Теперь ближе подошел Джон.
– Ты ошибаешься, Сэм. Да, я позвонил тебе тогда. Но это было ужасно давно, и в те дни я боялся побоев. Боялся того, кто угрожает. Да, ты старше. И тяжелее меня на тридцать кило. И если ты пойдешь со мной, то потеряешь все. И все же ты меня ни черта не страшишь. Нож держал ты, не я. Ты сам выбрал взяться за нож. И тебе от этого никуда не деться.
– Именно об этом я и говорю, Джон! Ты сам позвонил мне тогда. И от этого тебе никуда не деться! Напомнить? Приезжай скорее, Сэмми, папа меня убьет, я больше не могу. Ну ты же должен помнить! Я приехал. Ради тебя. Воткнул, мать твою, этот нож двадцать семь раз – ради тебя. А потом, Джон – черт возьми, Джон! – ты… ты позвонил. В полицию. Я тебя спас, а ты позвонил легавым. Я не ошибся Джон! Ошибся – ты. Это ты мне должен! Вот и живи с этим, братишка.

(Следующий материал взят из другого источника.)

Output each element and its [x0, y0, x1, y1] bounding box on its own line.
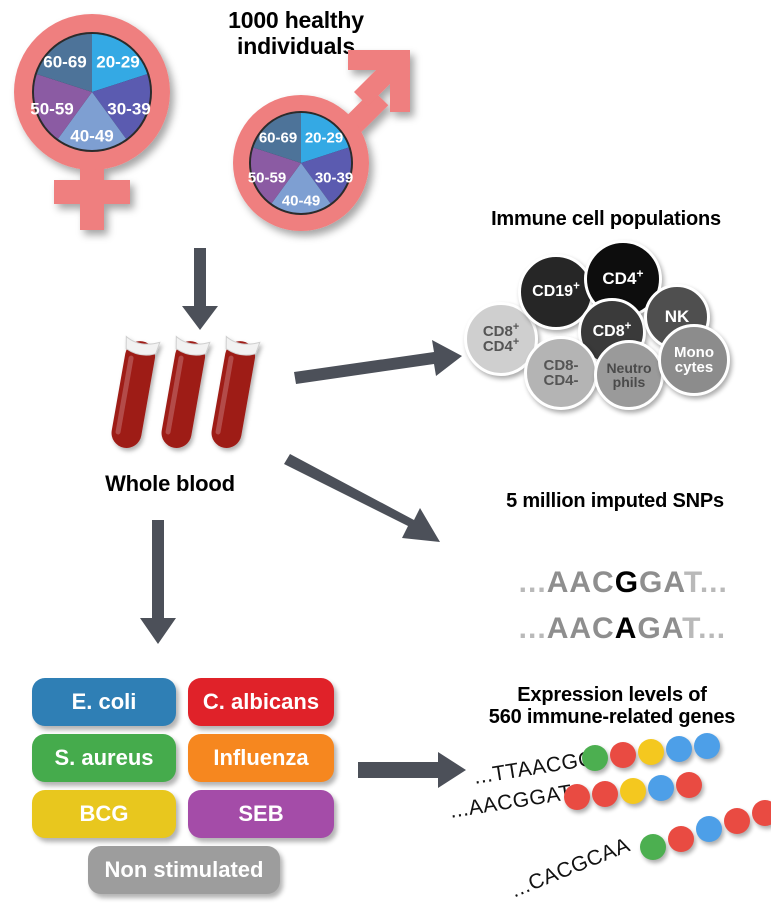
bubble-cd8neg-cd4neg: CD8- CD4- — [524, 336, 598, 410]
bead — [582, 745, 608, 771]
bubble-label-monocytes: Mono cytes — [674, 343, 714, 376]
immune-heading: Immune cell populations — [491, 208, 721, 230]
bubble-monocytes: Mono cytes — [658, 324, 730, 396]
male-slice-label-20-29: 20-29 — [305, 130, 343, 147]
stimulus-bcg[interactable]: BCG — [32, 790, 176, 838]
bubble-neutrophils: Neutro phils — [594, 340, 664, 410]
male-slice-label-30-39: 30-39 — [315, 170, 353, 187]
female-age-pie — [33, 33, 151, 150]
cohort-heading: 1000 healthy individuals — [228, 7, 364, 59]
bubble-label-cd4pos: CD4+ — [602, 266, 644, 289]
blood-tube — [111, 335, 161, 448]
bead — [638, 739, 664, 765]
female-slice-label-20-29: 20-29 — [96, 53, 139, 72]
bead — [564, 784, 590, 810]
stimulus-label: Non stimulated — [104, 857, 264, 882]
bubble-label-neutrophils: Neutro phils — [606, 359, 652, 390]
stimulus-label: S. aureus — [54, 745, 154, 770]
arrow-cohort-to-blood — [178, 248, 222, 332]
bead — [640, 834, 666, 860]
bubble-label-cd8pos: CD8+ — [592, 320, 632, 340]
bead — [666, 736, 692, 762]
female-symbol: 20-29 30-39 40-49 50-59 60-69 — [6, 12, 186, 242]
bead — [648, 775, 674, 801]
snps-heading: 5 million imputed SNPs — [506, 490, 724, 512]
blood-tube — [211, 335, 261, 448]
stimulus-label: C. albicans — [202, 689, 320, 714]
snp-sequence-row-1: ...AACGGAT... — [518, 566, 728, 599]
blood-tubes — [100, 335, 280, 464]
immune-cell-bubble-group: CD8+ CD4+ CD19+ CD4+ CD8+ NK CD8- CD4- Neu… — [462, 240, 762, 420]
stimulus-e-coli[interactable]: E. coli — [32, 678, 176, 726]
female-slice-label-50-59: 50-59 — [30, 100, 73, 119]
expression-heading: Expression levels of 560 immune-related … — [488, 684, 736, 729]
snp-sequence-row-2: ...AACAGAT... — [518, 612, 727, 645]
bubble-label-cd8pos-cd4pos: CD8+ CD4+ — [482, 320, 520, 355]
bubble-label-cd8neg-cd4neg: CD8- CD4- — [543, 356, 579, 389]
whole-blood-label: Whole blood — [105, 471, 235, 496]
stimulus-label: Influenza — [213, 745, 309, 770]
stimulus-influenza[interactable]: Influenza — [188, 734, 334, 782]
bead — [694, 733, 720, 759]
stimulus-non-stimulated[interactable]: Non stimulated — [88, 846, 280, 894]
transcript-sequence-3: ...CACGCAA — [507, 833, 634, 903]
stimulus-label: E. coli — [71, 689, 137, 714]
male-slice-label-40-49: 40-49 — [282, 193, 320, 210]
bubble-label-cd19pos: CD19+ — [532, 280, 580, 300]
bead — [676, 772, 702, 798]
bead — [668, 826, 694, 852]
stimulus-s-aureus[interactable]: S. aureus — [32, 734, 176, 782]
bead — [752, 800, 771, 826]
blood-tube — [161, 335, 211, 448]
male-slice-label-50-59: 50-59 — [248, 170, 286, 187]
stimulus-seb[interactable]: SEB — [188, 790, 334, 838]
transcript-sequence-2: ...AACGGAT — [448, 780, 574, 823]
arrow-blood-to-snps — [284, 450, 448, 550]
female-slice-label-60-69: 60-69 — [43, 53, 86, 72]
bead — [620, 778, 646, 804]
arrow-blood-to-stimuli — [136, 520, 180, 646]
bubble-label-nk: NK — [664, 307, 690, 327]
stimulus-label: BCG — [79, 801, 129, 826]
arrow-blood-to-immune — [292, 330, 464, 390]
male-slice-label-60-69: 60-69 — [259, 130, 297, 147]
bead — [696, 816, 722, 842]
bead — [724, 808, 750, 834]
stimulus-c-albicans[interactable]: C. albicans — [188, 678, 334, 726]
female-slice-label-30-39: 30-39 — [107, 100, 150, 119]
female-slice-label-40-49: 40-49 — [70, 127, 113, 146]
male-age-pie — [250, 112, 352, 213]
rna-transcripts: ...TTAACGG ...AACGGAT ...CACGCAA — [448, 733, 771, 904]
stimulus-label: SEB — [238, 801, 284, 826]
bead — [592, 781, 618, 807]
male-symbol: 20-29 30-39 40-49 50-59 60-69 — [198, 40, 428, 255]
bead — [610, 742, 636, 768]
arrow-stimuli-to-expression — [358, 752, 468, 788]
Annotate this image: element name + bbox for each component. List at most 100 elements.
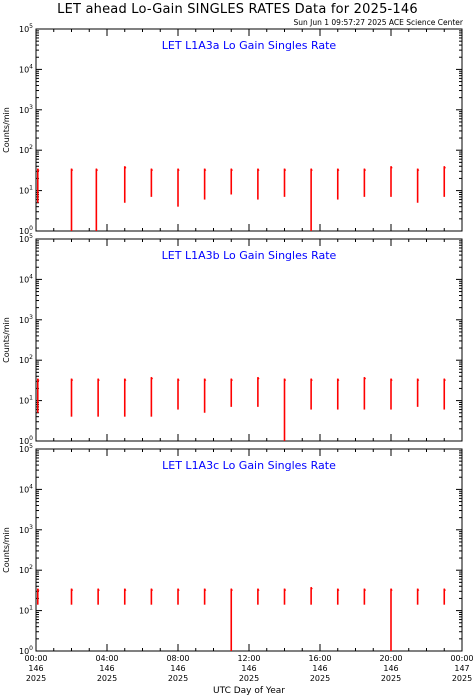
burst-cap [37, 378, 40, 381]
x-axis-label: UTC Day of Year [213, 686, 285, 696]
burst-cap [443, 166, 446, 169]
x-tick-label: 00:00 [450, 654, 473, 663]
burst-cap [337, 168, 340, 171]
burst-cap [204, 588, 207, 591]
x-tick-label: 20:00 [379, 654, 402, 663]
burst-cap [95, 168, 98, 171]
x-tick-label: 2025 [310, 674, 330, 683]
x-tick-label: 16:00 [308, 654, 331, 663]
y-axis-label: Counts/min [2, 527, 11, 573]
y-tick-label: 105 [19, 233, 33, 244]
generation-timestamp: Sun Jun 1 09:57:27 2025 ACE Science Cent… [293, 18, 463, 27]
burst-cap [284, 378, 287, 381]
x-tick-label: 08:00 [166, 654, 189, 663]
y-axis-label: Counts/min [2, 107, 11, 153]
x-tick-label: 12:00 [237, 654, 260, 663]
x-tick-label: 146 [99, 664, 114, 673]
y-tick-label: 103 [19, 104, 33, 115]
y-tick-label: 101 [19, 395, 33, 406]
burst-cap [417, 588, 420, 591]
y-tick-label: 102 [19, 564, 33, 575]
x-tick-label: 146 [241, 664, 256, 673]
y-tick-label: 101 [19, 185, 33, 196]
burst-cap [417, 168, 420, 171]
x-tick-label: 04:00 [95, 654, 118, 663]
burst-cap [37, 588, 40, 591]
x-tick-label: 2025 [26, 674, 46, 683]
y-tick-label: 105 [19, 23, 33, 34]
figure-title: LET ahead Lo-Gain SINGLES RATES Data for… [57, 2, 418, 17]
burst-cap [337, 378, 340, 381]
burst-cap [257, 376, 260, 380]
y-tick-label: 101 [19, 605, 33, 616]
x-tick-label: 146 [312, 664, 327, 673]
burst-cap [443, 588, 446, 591]
burst-cap [390, 166, 393, 169]
burst-cap [230, 588, 233, 591]
burst-cap [204, 168, 207, 171]
burst-cap [390, 378, 393, 381]
panel-2-title: LET L1A3b Lo Gain Singles Rate [162, 249, 337, 262]
x-tick-label: 147 [454, 664, 469, 673]
burst-cap [284, 168, 287, 171]
burst-cap [71, 588, 74, 591]
panel-1-title: LET L1A3a Lo Gain Singles Rate [162, 39, 337, 52]
burst-cap [257, 588, 260, 591]
panel-1-frame [35, 28, 463, 232]
y-tick-label: 100 [19, 645, 33, 656]
x-tick-label: 2025 [381, 674, 401, 683]
burst-cap [230, 168, 233, 171]
burst-cap [177, 168, 180, 171]
burst-cap [150, 376, 154, 380]
y-tick-label: 104 [19, 273, 33, 284]
burst-cap [150, 588, 154, 591]
panel-2-frame [35, 238, 463, 442]
burst-cap [284, 588, 287, 591]
burst-cap [37, 168, 40, 171]
burst-cap [97, 378, 100, 381]
burst-cap [363, 168, 367, 171]
burst-cap [71, 378, 74, 381]
x-tick-label: 146 [28, 664, 43, 673]
burst-cap [124, 378, 127, 381]
burst-cap [204, 378, 207, 381]
x-tick-label: 146 [383, 664, 398, 673]
burst-cap [177, 588, 180, 591]
y-tick-label: 104 [19, 63, 33, 74]
y-tick-label: 104 [19, 483, 33, 494]
y-tick-label: 100 [19, 435, 33, 446]
x-tick-label: 2025 [97, 674, 117, 683]
burst-cap [310, 586, 313, 590]
burst-cap [310, 378, 313, 381]
burst-cap [337, 588, 340, 591]
burst-cap [417, 378, 420, 381]
burst-cap [230, 378, 233, 381]
burst-cap [71, 168, 74, 171]
y-tick-label: 103 [19, 524, 33, 535]
y-tick-label: 100 [19, 225, 33, 236]
y-tick-label: 102 [19, 144, 33, 155]
burst-cap [124, 588, 127, 591]
burst-cap [390, 588, 393, 591]
burst-cap [310, 168, 313, 171]
y-tick-label: 105 [19, 443, 33, 454]
panel-3-title: LET L1A3c Lo Gain Singles Rate [162, 459, 336, 472]
y-axis-label: Counts/min [2, 317, 11, 363]
y-tick-label: 103 [19, 314, 33, 325]
burst-cap [363, 376, 367, 380]
x-tick-label: 146 [170, 664, 185, 673]
burst-cap [257, 168, 260, 171]
burst-cap [97, 588, 100, 591]
panel-3-frame [35, 448, 463, 652]
burst-cap [150, 168, 154, 171]
x-tick-label: 2025 [168, 674, 188, 683]
y-tick-label: 102 [19, 354, 33, 365]
burst-cap [124, 166, 127, 169]
x-tick-label: 2025 [239, 674, 259, 683]
x-tick-label: 00:00 [24, 654, 47, 663]
burst-cap [177, 378, 180, 381]
burst-cap [363, 588, 367, 591]
x-tick-label: 2025 [452, 674, 472, 683]
burst-cap [443, 378, 446, 381]
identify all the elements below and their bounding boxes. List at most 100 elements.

Если кто-нибудь из них сделает еще шаг, они столкнутся.
И они застыли на месте.
И не отрываясь смотрели друг на друга.
Впервые за двадцать лет. Стояли настолько близко, что каждый чувствовал дыхание другого, следил за движениями глаз.
Пока по судну не прошло содрогание – от машинного отсека вверх, пока динамик не известил, что до отплытия осталось пятнадцать минут.
– Дай-ка.
Бронкс кивнул на бутылку, повисшую в руке Сэма. Сэм не шелохнулся, и Бронкс сам потянулся к ней, вынул из руки брата. Налил в оба бокала, так, что перелилось через край, протянул один Сэму.
Вкус желтых яблок и поджаренного хлеба, чуточка цитрусов, как и положено. Шампанское даже охладилось до правильных восьми градусов, но ни один из братьев этого не почувствовал.
Напиток разделили между собой чужаки с общими воспоминаниями, он стал прощанием с прошлым.
Плоскому телевизору не хватало звука, но это было неважно; он никогда еще не видел столько погонных метров сине-белого пластика в одном новостном выпуске, и ему вполне хватало немой картинки. Мелькание событий без голосов превращалось в удивительное слайд-шоу.
Иван улыбнулся: взвинченные полицейские в касках с визирами и с автоматами в руках бежали друг за другом, и длинная людская цепочка походила на хвост огромной крысы, забравшейся в туннель метро возле полицейского управления.